Maybe that’s another reason why we do benefits and why those of us that are musicians donate our time to them. We write about pain and hopelessness and then write about light and hope and maybe a benefit is a way for us to shine a light and feel from others their encouraging light. Coming together for someone in need reminds us of how much we have to lose and how much we have to give.
Someone at the benefit remarked about my blogs and I guess they feel they are depressing. My response was that I don’t believe in portraying life as Candyland. It is not. Life is everything – good, bad, joyous and melancholy. I will readily admit that my personal bent is towards the melancholy. I do not apologize for this. It is a huge part of who I am – it is the side of my self that allows me to feel and empathize. It is the side of my self that prevents me from being judgmental. It is the side of my self that allows me to be passionate and creative. I love that part of me. And yes, there are struggles that come along with that, but as I’ve been writing this whole blog – aren’t there struggles that come with everything?

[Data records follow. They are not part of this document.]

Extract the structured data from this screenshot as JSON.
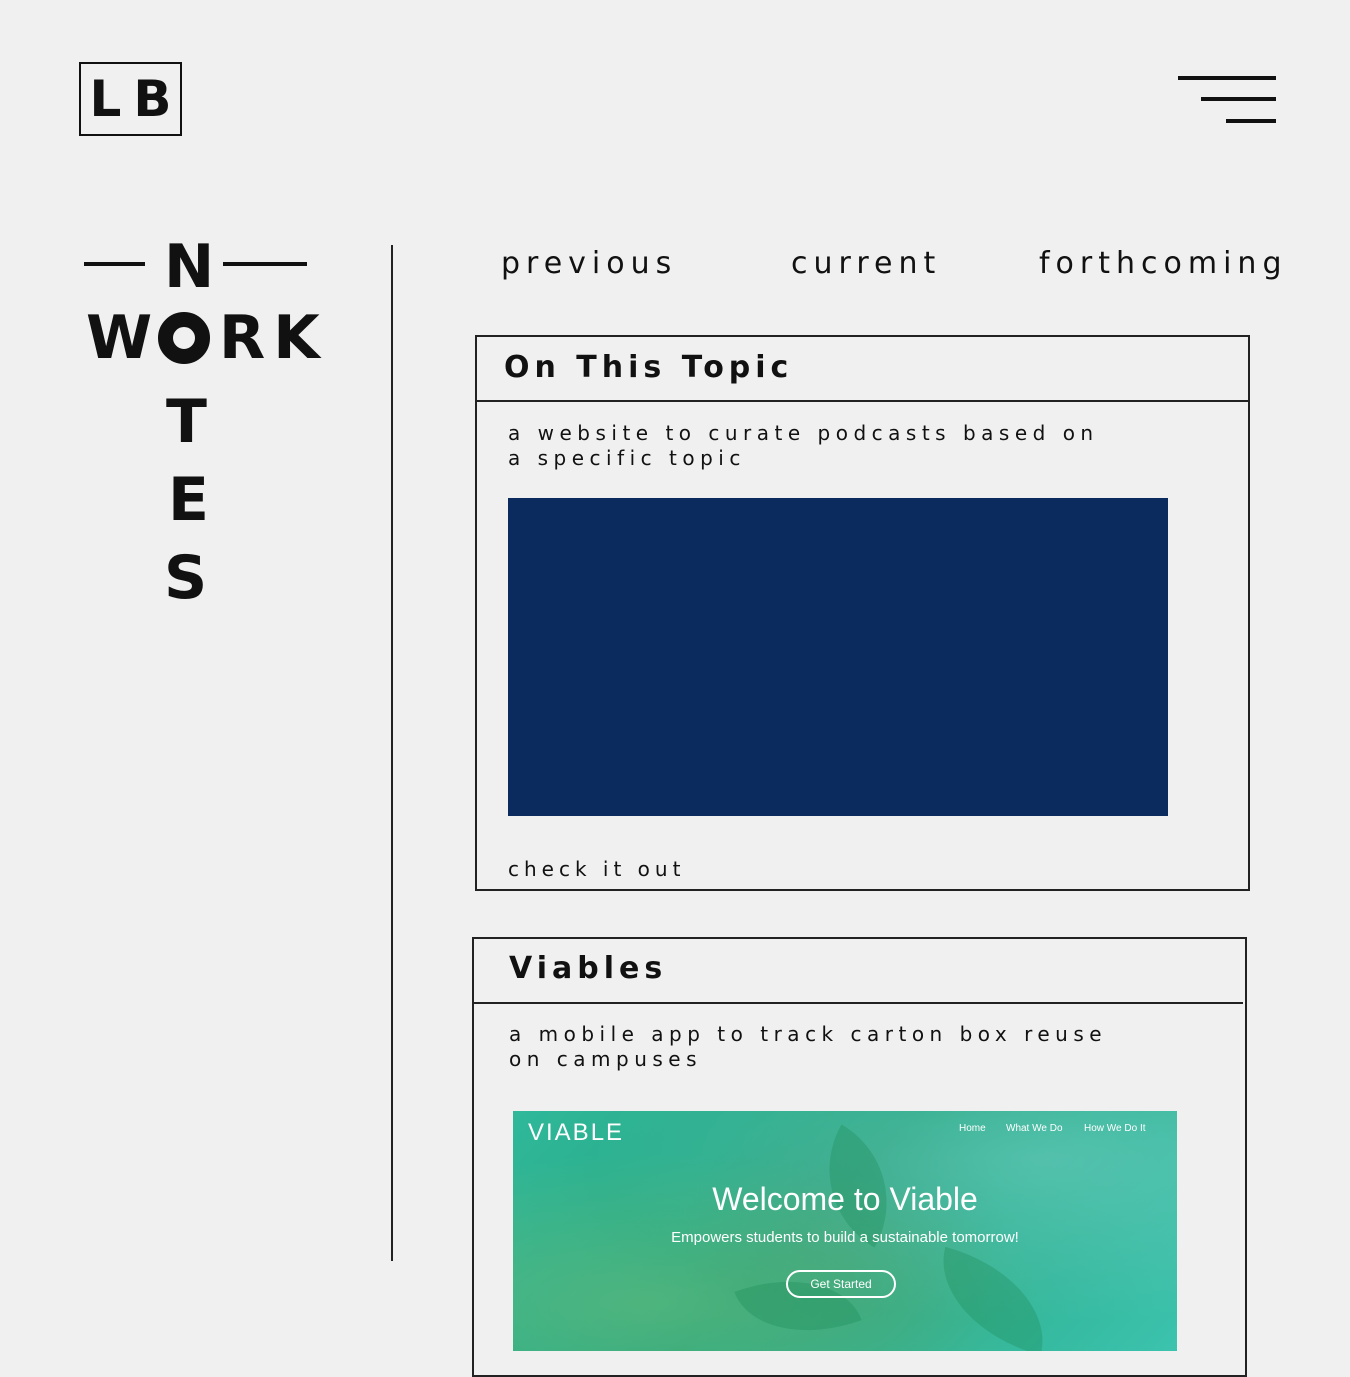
{
  "logo": {
    "text": "LB"
  },
  "menu": {
    "icon": "hamburger-menu-icon"
  },
  "wordmark": {
    "n": "N",
    "w": "W",
    "rk": "RK",
    "t": "T",
    "e": "E",
    "s": "S"
  },
  "nav": {
    "previous": "previous",
    "current": "current",
    "forthcoming": "forthcoming"
  },
  "projects": [
    {
      "title": "On This Topic",
      "description": "a website to curate podcasts based on a specific topic",
      "link_label": "check it out",
      "thumb_color": "#0b2b5e"
    },
    {
      "title": "Viables",
      "description": "a mobile app to track carton box reuse on campuses",
      "screenshot": {
        "brand": "VIABLE",
        "nav": [
          "Home",
          "What We Do",
          "How We Do It"
        ],
        "headline": "Welcome to Viable",
        "subheadline": "Empowers students to build a sustainable tomorrow!",
        "button": "Get Started"
      }
    }
  ]
}
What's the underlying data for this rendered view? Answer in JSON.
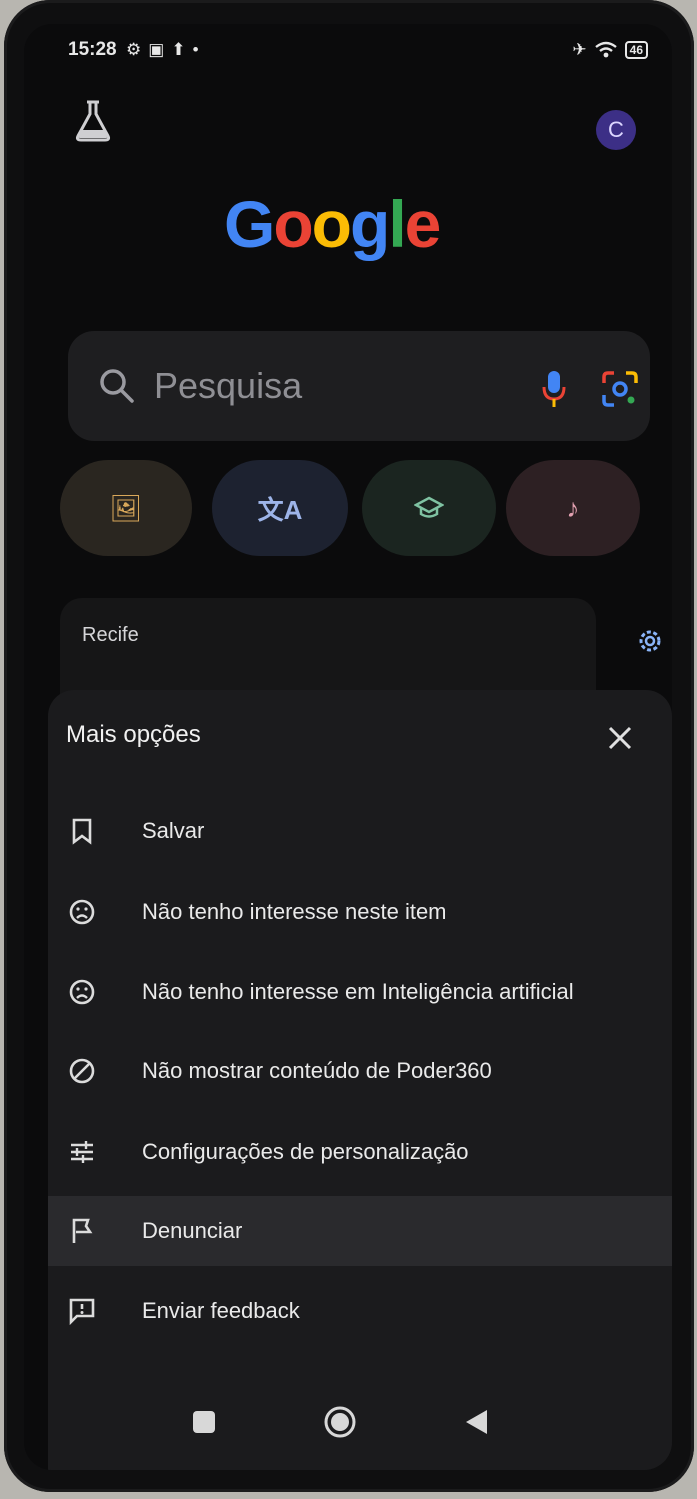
{
  "status_bar": {
    "time": "15:28",
    "battery": "46"
  },
  "header": {
    "avatar_letter": "C"
  },
  "logo": {
    "letters": [
      "G",
      "o",
      "o",
      "g",
      "l",
      "e"
    ]
  },
  "search": {
    "placeholder": "Pesquisa"
  },
  "weather": {
    "city": "Recife"
  },
  "sheet": {
    "title": "Mais opções",
    "items": [
      {
        "label": "Salvar",
        "icon": "bookmark-icon"
      },
      {
        "label": "Não tenho interesse neste item",
        "icon": "sad-face-icon"
      },
      {
        "label": "Não tenho interesse em Inteligência artificial",
        "icon": "sad-face-icon"
      },
      {
        "label": "Não mostrar conteúdo de Poder360",
        "icon": "block-icon"
      },
      {
        "label": "Configurações de personalização",
        "icon": "tune-icon"
      },
      {
        "label": "Denunciar",
        "icon": "flag-icon"
      },
      {
        "label": "Enviar feedback",
        "icon": "feedback-icon"
      }
    ]
  },
  "colors": {
    "background": "#0b0b0c",
    "sheet": "#1b1b1d",
    "avatar": "#3c2f86",
    "google_blue": "#4285f4",
    "google_red": "#ea4335",
    "google_yellow": "#fbbc05",
    "google_green": "#34a853"
  }
}
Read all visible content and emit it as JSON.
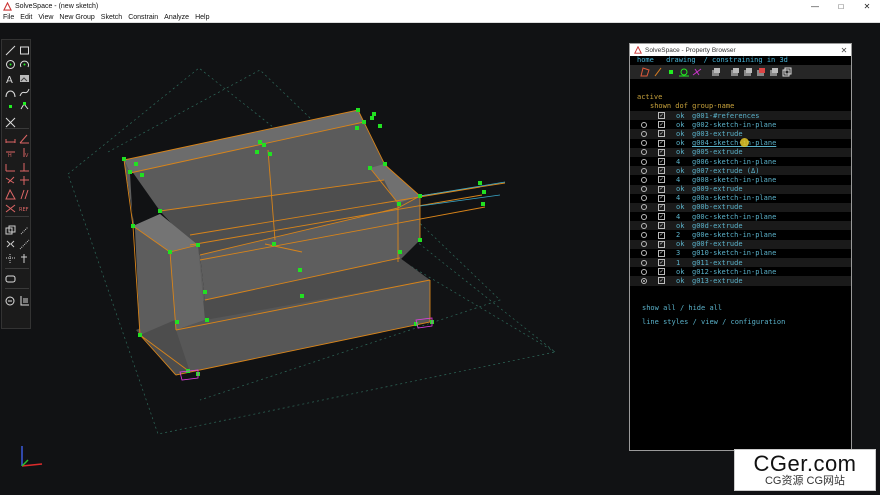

Is the best way to get through life to deny the struggles and pretend they are not happening? Is the best way to pretend that they are good and joyous? Or is there something that we can learn from the darkness? Is there something that we can learn from that dark side of life – that can inspire us as much or maybe even more than the light?
Because at some point we have to accept the fact that life is not all light. There cannot be light without darkness and there cannot be darkness without light. The contrast IS. The contrast HAS to be there. Otherwise, we cannot recognize either one.
So I am thankful for yesterday – for the horrid heat, for the long day after only a few hours sleep – and for the cool music I got to play with some amazing musicians. If I only get to be an opener the rest of my life – I’ll take the opening sets I did yesterday anytime. Music is energy to me – that life force of light and dark. I’m thankful that I once again got to express it to people that wanted to hear something that touched their soul the way that TJ’s cause did.
That’s what it’s all about, folks. Living. Experiencing. Sharing. Good, bad, whatever. It’s about being here and connecting with other people that are just trying to sort through the darkness and the light.